Glamsterdam startet morgen offiziell im Testbetrieb: Ethereum macht das ganz bewusst, damit alle erst einmal das System „kaputtmachen“
Ethereum hat bereits das Platåberget Public Testnet gestartet, aber der eigentliche Glamsterdam-Fork wird am 20. August aktiviert. Dieses Netzwerk wird mehrere Monate laufen, und das Ziel ist ganz klar: Zuerst sollen Entwickler, Nodes, Wallets und Staking-Services die Probleme herausfinden – indem man sie provoziert. Danach geht es weiter mit Sepolia, Hoodi, und schließlich erst mit dem Mainnet.
Das bedeutet:
Das ist kein Upgrade des ETH-Mainnets, das morgen ansteht, sondern erst einmal ein öffentliches „Crash-Testgelände“.

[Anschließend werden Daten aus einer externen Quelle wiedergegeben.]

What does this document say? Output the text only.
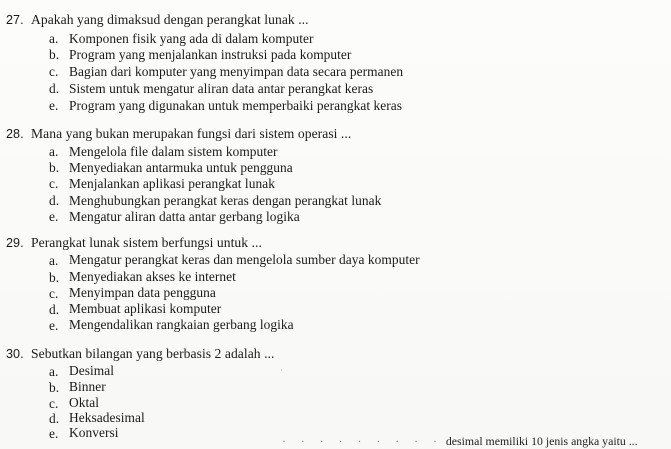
27. Apakah yang dimaksud dengan perangkat lunak ...
a. Komponen fisik yang ada di dalam komputer
b. Program yang menjalankan instruksi pada komputer
c. Bagian dari komputer yang menyimpan data secara permanen
d. Sistem untuk mengatur aliran data antar perangkat keras
e. Program yang digunakan untuk memperbaiki perangkat keras
28. Mana yang bukan merupakan fungsi dari sistem operasi ...
a. Mengelola file dalam sistem komputer
b. Menyediakan antarmuka untuk pengguna
c. Menjalankan aplikasi perangkat lunak
d. Menghubungkan perangkat keras dengan perangkat lunak
e. Mengatur aliran datta antar gerbang logika
29. Perangkat lunak sistem berfungsi untuk ...
a. Mengatur perangkat keras dan mengelola sumber daya komputer
b. Menyediakan akses ke internet
c. Menyimpan data pengguna
d. Membuat aplikasi komputer
e. Mengendalikan rangkaian gerbang logika
30. Sebutkan bilangan yang berbasis 2 adalah ...
a. Desimal
b. Binner
c. Oktal
d. Heksadesimal
e. Konversi
· · · · · · · · · desimal memiliki 10 jenis angka yaitu ...
·
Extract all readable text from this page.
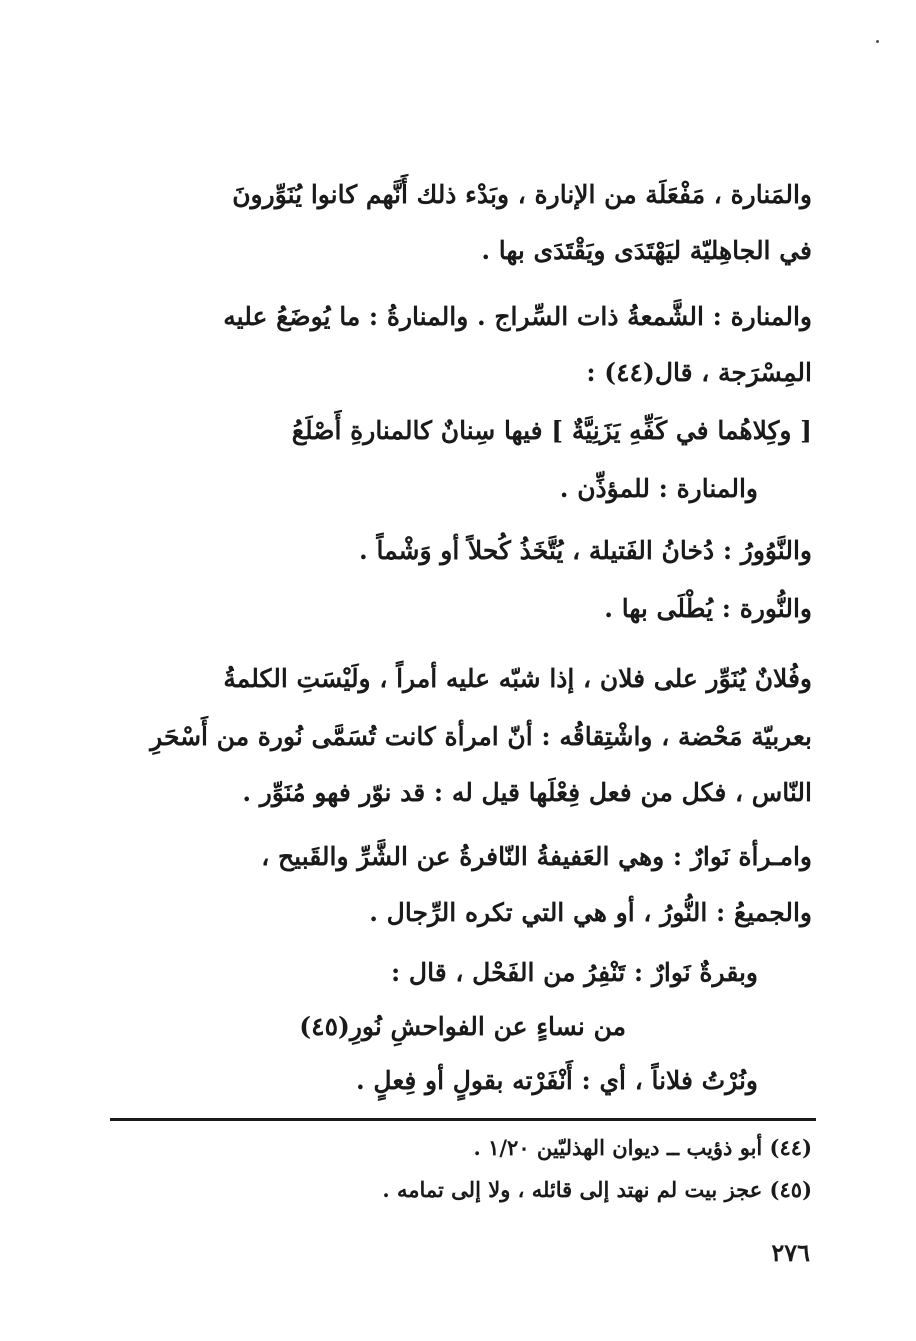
والمَنارة ، مَفْعَلَة من الإنارة ، وبَدْء ذلك أَنَّهم كانوا يُنَوِّرونَ
في الجاهِليّة ليَهْتَدَى ويَقْتَدَى بها .
والمنارة : الشَّمعةُ ذات السِّراج . والمنارةُ : ما يُوضَعُ عليه
المِسْرَجة ، قال(٤٤) :
[ وكِلاهُما في كَفِّهِ يَزَنِيَّةٌ ] فيها سِنانٌ كالمنارةِ أَصْلَعُ
والمنارة : للمؤذِّن .
والنَّوُورُ : دُخانُ الفَتيلة ، يُتَّخَذُ كُحلاً أو وَشْماً .
والنُّورة : يُطْلَى بها .
وفُلانٌ يُنَوِّر على فلان ، إذا شبّه عليه أمراً ، ولَيْسَتِ الكلمةُ
بعربيّة مَحْضة ، واشْتِقاقُه : أنّ امرأة كانت تُسَمَّى نُورة من أَسْحَرِ
النّاس ، فكل من فعل فِعْلَها قيل له : قد نوّر فهو مُنَوِّر .
وامـرأة نَوارٌ : وهي العَفيفةُ النّافرةُ عن الشَّرِّ والقَبيح ،
والجميعُ : النُّورُ ، أو هي التي تكره الرِّجال .
وبقرةٌ نَوارٌ : تَنْفِرُ من الفَحْل ، قال :
من نساءٍ عن الفواحشِ نُورِ(٤٥)
ونُرْتُ فلاناً ، أي : أَنْفَرْته بقولٍ أو فِعلٍ .
(٤٤) أبو ذؤيب ــ ديوان الهذليّين ١/٢٠ .
(٤٥) عجز بيت لم نهتد إلى قائله ، ولا إلى تمامه .
٢٧٦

Die Änderungen sind diesmal nicht klein: ePBS wird für die Blockproduktion umgebaut, BAL ebnet den Weg für zukünftige parallele Ausführung, die Obergrenze für Contracts wird von 24KiB auf 64KiB erhöht, und gleichzeitig wird eine großangelegte Neuberechnung von Gas vorgenommen. Die offizielle Stelle warnt sogar: Jede Wallet, jeder Indexer und jeder Gas-Schätzer, der den maximalen Gas Limit fest verdrahtet hat, muss aktualisiert werden.
Das größere Ziel ist, Ethereum L1 weiter auszubauen. Der offizielle Fahrplan positioniert Glamsterdam bereits als Upgrade für Q4 2026 – der Kern sind Parallelisierung, mehr Kapazität und die Eindämmung des Zustandswachstums.
Darum ist es morgen nicht wirklich die Frage, ob ETH steigt oder nicht, sondern:
Ob diese neuen Basisregeln es schaffen, in einer öffentlichen Umgebung zu bestehen, ohne dass sie erst „auseinanderfallen“.